I developed the “How to Fall Out of Love” program from my notes on the first person I ever treated for a broken heart. Of course I realize that poets and song writers have much more to say about the pain of love than any therapist ever could. But I thought I might have something to add. Something that would help people get over their pain and get on with their lives. I analyzed the components of unrequited love: obsessive thinking; putting the person who doesn’t return your love on a pedestal; feeling a strong emotional and sexual attraction for that person; feeling worthless and inadequate; and, typically, intense jealousy about any other relationship that he or she might have.
I then designed ways to change those painful components for the better…
“How to Fall Out of Love” is a painstaking reproduction of an extraordinarily successful behavior therapy program. I wrote it for the millions of people (divorced, separated, or in a destructive relationship) who are suffering and have no idea how to deal with their suffering other than vaguely trying to suppress the love they feel for someone who does not love them, and for people who are in a relationship that gives them only pain.
“How to Fall Out of Love” is a sincere effort to make therapy practical, concrete, accessible, brief, and durable. The point is to stop the pain caused by obsessive thinking about someone who does not or cannot love you and to give you the skills you need to build a new relationship. It’s not a “fun read.” It is a work book, a step-by-step manual on how to stop constantly thinking about someone and how to change the way you think about someone. And how to get on with your new life. As the new cover says, “Someone you know needs this book.”

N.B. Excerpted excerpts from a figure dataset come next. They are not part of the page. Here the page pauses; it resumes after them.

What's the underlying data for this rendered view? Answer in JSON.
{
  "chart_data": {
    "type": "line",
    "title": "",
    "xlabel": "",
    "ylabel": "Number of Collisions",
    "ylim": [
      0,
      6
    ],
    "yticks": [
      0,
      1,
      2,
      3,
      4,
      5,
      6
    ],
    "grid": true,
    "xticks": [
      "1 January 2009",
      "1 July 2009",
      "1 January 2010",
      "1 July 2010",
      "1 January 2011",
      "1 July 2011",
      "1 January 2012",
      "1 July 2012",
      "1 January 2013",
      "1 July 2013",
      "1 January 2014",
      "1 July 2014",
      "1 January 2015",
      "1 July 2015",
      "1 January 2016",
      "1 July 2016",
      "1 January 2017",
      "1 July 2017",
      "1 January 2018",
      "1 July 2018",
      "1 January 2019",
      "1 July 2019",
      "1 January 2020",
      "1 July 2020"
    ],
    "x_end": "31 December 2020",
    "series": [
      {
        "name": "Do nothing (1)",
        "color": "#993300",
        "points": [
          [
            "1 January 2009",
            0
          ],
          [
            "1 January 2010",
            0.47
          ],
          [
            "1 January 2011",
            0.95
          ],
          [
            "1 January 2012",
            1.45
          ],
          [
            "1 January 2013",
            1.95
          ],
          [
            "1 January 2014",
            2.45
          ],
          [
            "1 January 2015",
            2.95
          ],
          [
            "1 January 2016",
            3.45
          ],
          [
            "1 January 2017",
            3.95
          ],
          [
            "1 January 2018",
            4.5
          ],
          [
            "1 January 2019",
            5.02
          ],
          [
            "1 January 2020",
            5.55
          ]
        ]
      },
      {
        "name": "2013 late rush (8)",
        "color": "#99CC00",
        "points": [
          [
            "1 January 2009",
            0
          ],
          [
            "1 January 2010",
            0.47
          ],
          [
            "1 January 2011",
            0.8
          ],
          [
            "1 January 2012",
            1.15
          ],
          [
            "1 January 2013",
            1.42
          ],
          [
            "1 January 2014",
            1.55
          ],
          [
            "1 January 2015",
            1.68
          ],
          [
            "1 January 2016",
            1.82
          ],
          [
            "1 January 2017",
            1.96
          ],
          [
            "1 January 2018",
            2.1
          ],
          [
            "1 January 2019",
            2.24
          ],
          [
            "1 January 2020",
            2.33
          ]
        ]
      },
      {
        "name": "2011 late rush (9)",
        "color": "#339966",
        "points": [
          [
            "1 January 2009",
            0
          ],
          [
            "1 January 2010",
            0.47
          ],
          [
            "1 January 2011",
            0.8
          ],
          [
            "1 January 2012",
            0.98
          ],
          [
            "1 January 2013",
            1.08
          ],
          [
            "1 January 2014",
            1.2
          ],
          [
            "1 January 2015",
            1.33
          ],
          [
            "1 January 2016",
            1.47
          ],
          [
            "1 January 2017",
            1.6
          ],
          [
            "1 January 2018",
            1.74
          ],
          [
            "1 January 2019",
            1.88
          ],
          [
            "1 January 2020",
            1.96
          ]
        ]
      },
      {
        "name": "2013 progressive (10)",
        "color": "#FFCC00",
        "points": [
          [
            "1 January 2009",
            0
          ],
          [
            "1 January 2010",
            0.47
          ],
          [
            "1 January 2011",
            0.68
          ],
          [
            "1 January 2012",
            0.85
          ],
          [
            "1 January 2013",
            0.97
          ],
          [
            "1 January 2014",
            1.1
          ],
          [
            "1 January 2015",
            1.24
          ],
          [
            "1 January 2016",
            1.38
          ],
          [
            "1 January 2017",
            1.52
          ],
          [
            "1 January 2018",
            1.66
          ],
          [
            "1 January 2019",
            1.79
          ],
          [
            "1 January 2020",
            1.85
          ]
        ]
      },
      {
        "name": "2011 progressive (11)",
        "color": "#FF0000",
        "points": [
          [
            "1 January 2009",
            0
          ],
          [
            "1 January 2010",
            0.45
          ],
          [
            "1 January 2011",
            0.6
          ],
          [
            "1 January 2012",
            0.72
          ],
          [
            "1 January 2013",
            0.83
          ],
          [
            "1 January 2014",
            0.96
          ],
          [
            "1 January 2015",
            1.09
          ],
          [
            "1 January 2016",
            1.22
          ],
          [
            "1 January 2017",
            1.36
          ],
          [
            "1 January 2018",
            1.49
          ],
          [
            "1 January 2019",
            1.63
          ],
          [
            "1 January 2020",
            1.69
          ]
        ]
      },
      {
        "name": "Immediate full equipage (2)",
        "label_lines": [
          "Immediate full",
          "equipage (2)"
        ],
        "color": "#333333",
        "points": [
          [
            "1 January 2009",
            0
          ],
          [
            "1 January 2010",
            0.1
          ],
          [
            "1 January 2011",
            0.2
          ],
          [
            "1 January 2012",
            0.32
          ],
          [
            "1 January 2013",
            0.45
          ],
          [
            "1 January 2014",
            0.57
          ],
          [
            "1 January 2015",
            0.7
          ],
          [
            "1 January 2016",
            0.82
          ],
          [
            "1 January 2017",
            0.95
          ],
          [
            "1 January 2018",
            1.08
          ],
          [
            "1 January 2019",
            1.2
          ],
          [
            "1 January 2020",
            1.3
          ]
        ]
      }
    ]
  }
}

As I was saying few days ago, the world has changed radically since I first wrote “How to Fall Out of Love”. In that distant time, nobody had heard of the Internet, Walmart, Starbucks and Tim Tebow. Now we connect on Facebook and Zoosk. We Skype, Google and tweet to give our friends the news of our lives with a click. And yet, as much as the world has changed since I first wrote the book, human nature hasn’t changed at all. When love ends today it is just as painful as it was in those distant days before the Internet.
Isn’t it ironic that love, our greatest source of joy, can inflict so much pain?
Half the marriages in the United States end in divorce, casual affairs are common, and there’s a parallel rise in suffering.Perhaps as choices increase and the old behavior codes decline, anxiety rises. Perhaps people are simply more open about their pain.
Whatever the reason, every time I mention that I have a program called “How to Fall Out of Love,” I am swamped with letters and phone calls and personal visits from people who have seen the order of their lives turn to chaos, who suffer emotional devastation and pain and who desperately need help. And now with years more experience, hundreds of new cases, and innumerable improvements to my program, I knew I could make “How to Fall Out of Love” better and I knew I had to renew it.
The more I thought about updating and revising “How to Fall Out of Love”, the more excited I got about the project. So many of my techniques have been vindicated by new discoveries in neuroscience. We know so much more about how the brain works now on a cell by cell level.
So now that phrase from the beginning of the book “if you can learn to unlearn what freedom” is backed up by the new science on how the brain works. You can’t wish for change to make it happen. You can’t just tell yourself to stop thinking about someone who you have been thinking about constantly for months or years. But you can unlearn. And that’s exactly what “How to Fall Out of Love” is, a step by step program to unlearn those obsessive thoughts about someone. And a way to think about them differently.